Ces derniers jours, nous avons publié une actualité sur l'étude publiée sur British Journal of Nutrition: "Le contrôle du glucose au réveil n'est pas affecté par la fragmentation horaire du sommeil pendant la nuit, mais est altéré par le café caféiné le matin", Selon lequel le café consommé avant le petit déjeuner, après une nuit de sommeil interrompu, il augmenterait réponse glycémique environ 50% de plus que ceux qui, avant de prendre la boisson, avaient déjà mangé autre chose. Sur cette question, le Consortium pour la promotion du café juge nécessaire de souligner certains aspects énumérés ci-dessous.
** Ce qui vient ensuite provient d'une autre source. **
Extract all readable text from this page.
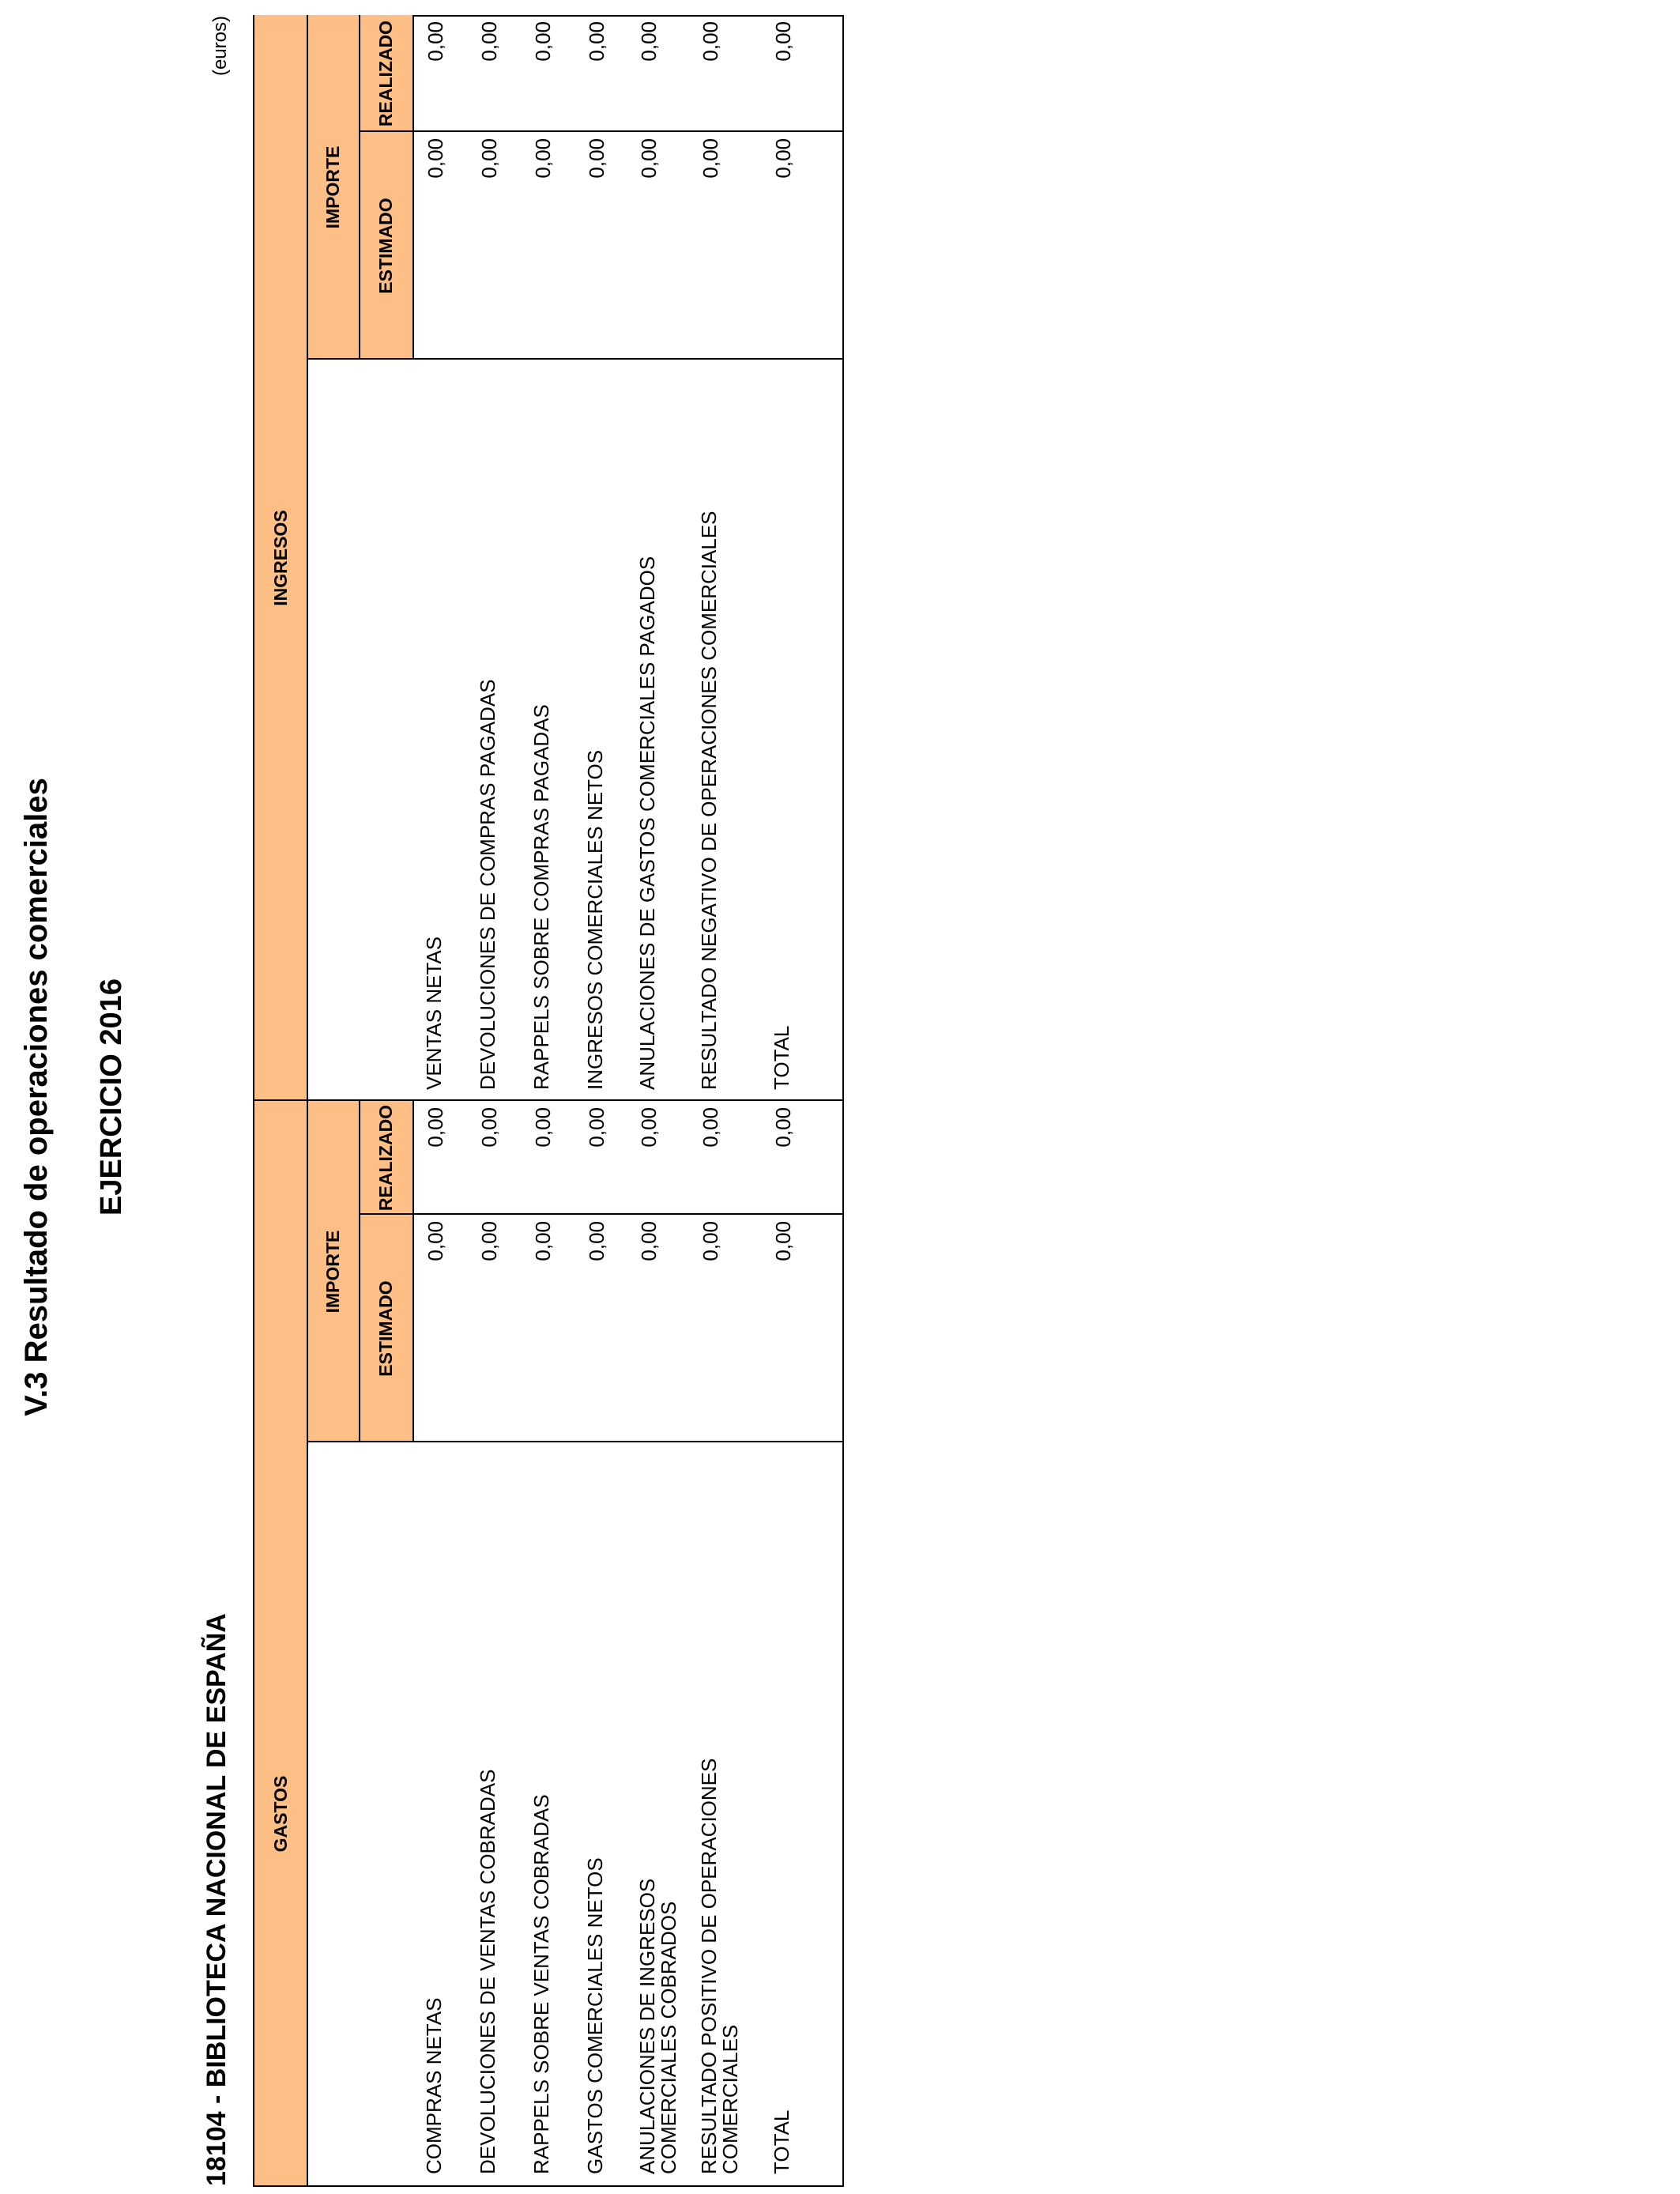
V.3 Resultado de operaciones comerciales EJERCICIO 2016
18104 - BIBLIOTECA NACIONAL DE ESPAÑA
(euros)
GASTOS
IMPORTE
ESTIMADO
REALIZADO
INGRESOS
IMPORTE
ESTIMADO
REALIZADO
COMPRAS NETAS
0,00
0,00
DEVOLUCIONES DE VENTAS COBRADAS
0,00
0,00
RAPPELS SOBRE VENTAS COBRADAS
0,00
0,00
GASTOS COMERCIALES NETOS
0,00
0,00
ANULACIONES DE INGRESOS COMERCIALES COBRADOS
0,00
0,00
RESULTADO POSITIVO DE OPERACIONES COMERCIALES
0,00
0,00
TOTAL
0,00
0,00
VENTAS NETAS
0,00
0,00
DEVOLUCIONES DE COMPRAS PAGADAS
0,00
0,00
RAPPELS SOBRE COMPRAS PAGADAS
0,00
0,00
INGRESOS COMERCIALES NETOS
0,00
0,00
ANULACIONES DE GASTOS COMERCIALES PAGADOS
0,00
0,00
RESULTADO NEGATIVO DE OPERACIONES COMERCIALES
0,00
0,00
TOTAL
0,00
0,00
En particulier, en ce qui concerne l'étude, Luca Piretta, nutritionniste et gastro-entérologue à l'Université Campus Bio-Medico de Rome, a déclaré que:

  • dans l'étude en question, le petit déjeuner. Tous les participants ingèrent une charge de 75 grammes de glucose (égale à la quantité totale de sucres simples à prendre tout au long de la journée) 30 minutes après la prise du café ou une quantité équivalente d'eau chaude. L'étude conclut que les sujets qui ont bu du café par rapport à ceux qui n'ont pas eu une réponse défectueuse à la «courbe de charge» (test utilisé pour le diagnostic du diabète sucré) et ne concerne donc pas les sujets qui «auraient mangé plus»;
  • la dose administrée dans l'étude (300 mg) équivaut à bien quatre tasses d'espresso immediatement;
  • le nombre de sujets suivis (29) est très limité et, surtout, les sujets très en surpoids (IMC jusqu'à 30) n'étaient pas exclus, donc déjà avec une plus grande probabilité résistance à l'insuline;
  • un groupe témoin composé de sujets qui prennent du café et dorment régulièrement n'a pas été inclus, il est donc impossible de comprendre l'incidence du café comme un facteur isolé mais seulement s'il est associé à un sommeil fortement fragmenté (les sujets, dans l'étude les objets sont réveillés toutes les 60 minutes);
  • Compte tenu de la présence de sujets ayant un IMC élevé, les informations sur la réponse de base à la charge de glucose des sujets font défaut, car une courbe de charge de glucose n'a pas été prédite avant l'étude, de sorte que l'on ne sait pas si ces personnes ont déjà souffert. d'une réponse insulinique modifiée.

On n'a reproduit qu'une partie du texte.